Gangguan kepribadian bukan sekadar “sifat buruk” atau keunikan karakter semata. Kondisi ini merupakan masalah kesehatan mental yang serius di mana pola perilaku seseorang menyimpang jauh dari ekspektasi budaya, menyebabkan penderitaan yang signifikan, serta menghambat fungsi sosial, pekerjaan, maupun hubungan interpersonal. Sering kali, pengidapnya tidak menyadari bahwa mereka memiliki gangguan karena pola pikir mereka terasa sangat alami bagi mereka sendiri.

Penting untuk memahami bahwa gangguan kepribadian dapat memengaruhi kualitas hidup secara drastis jika tidak ditangani dengan tepat. Penanganan dini melalui terapi profesional sangat krusial untuk membantu pengidap mengelola gejala dan memperbaiki interaksi sosial mereka. Selain dukungan psikologis, menjaga kesehatan fisik secara umum juga penting untuk mendukung stabilitas emosi.

Sebagai informasi tambahan, gangguan kepribadian adalah kondisi klinis yang memerlukan diagnosis medis. Jika kamu merasa mengalami gejala yang mengganggu aktivitas sehari-hari, sangat disarankan untuk melakukan konsultasi ke dokter Halodoc yang tersedia 24 jam, kapan saja dan di mana saja. Sementara itu, untuk mendukung stamina dan kesehatan tubuh secara menyeluruh, kamu bisa beli obat online di Halodoc, produk 100% asli dan produk diantar ke rumah.
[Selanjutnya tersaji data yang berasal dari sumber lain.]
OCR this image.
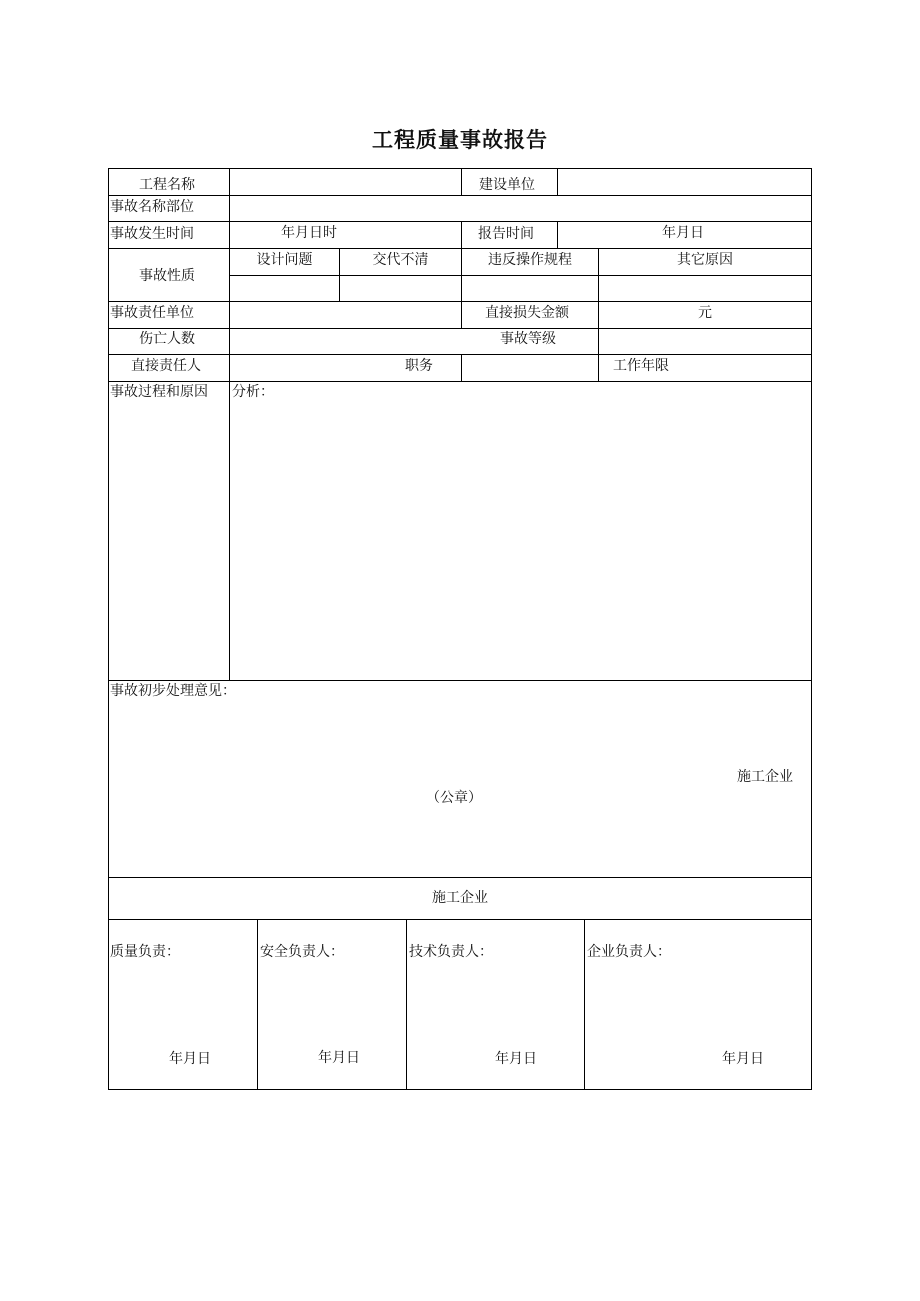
工程质量事故报告
工程名称	建设单位
事故名称部位
事故发生时间	年月日时	报告时间	年月日
事故性质
设计问题	交代不清	违反操作规程	其它原因
事故责任单位	直接损失金额	元
伤亡人数	事故等级
直接责任人	职务	工作年限
事故过程和原因 分析：
事故初步处理意见：
施工企业
（公章）
施工企业
质量负责：
年月日
安全负责人：
年月日
技术负责人：
年月日
企业负责人：
年月日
Apa itu Personality Disorder?

Personality disorder adalah jenis gangguan mental yang melibatkan pola pikir, fungsi, dan perilaku yang kaku dan tidak sehat. Seseorang dengan gangguan kepribadian memiliki kesulitan dalam memahami dan berhubungan dengan situasi serta orang lain. Hal ini menyebabkan masalah dan batasan yang signifikan dalam hubungan, aktivitas sosial, pekerjaan, dan sekolah.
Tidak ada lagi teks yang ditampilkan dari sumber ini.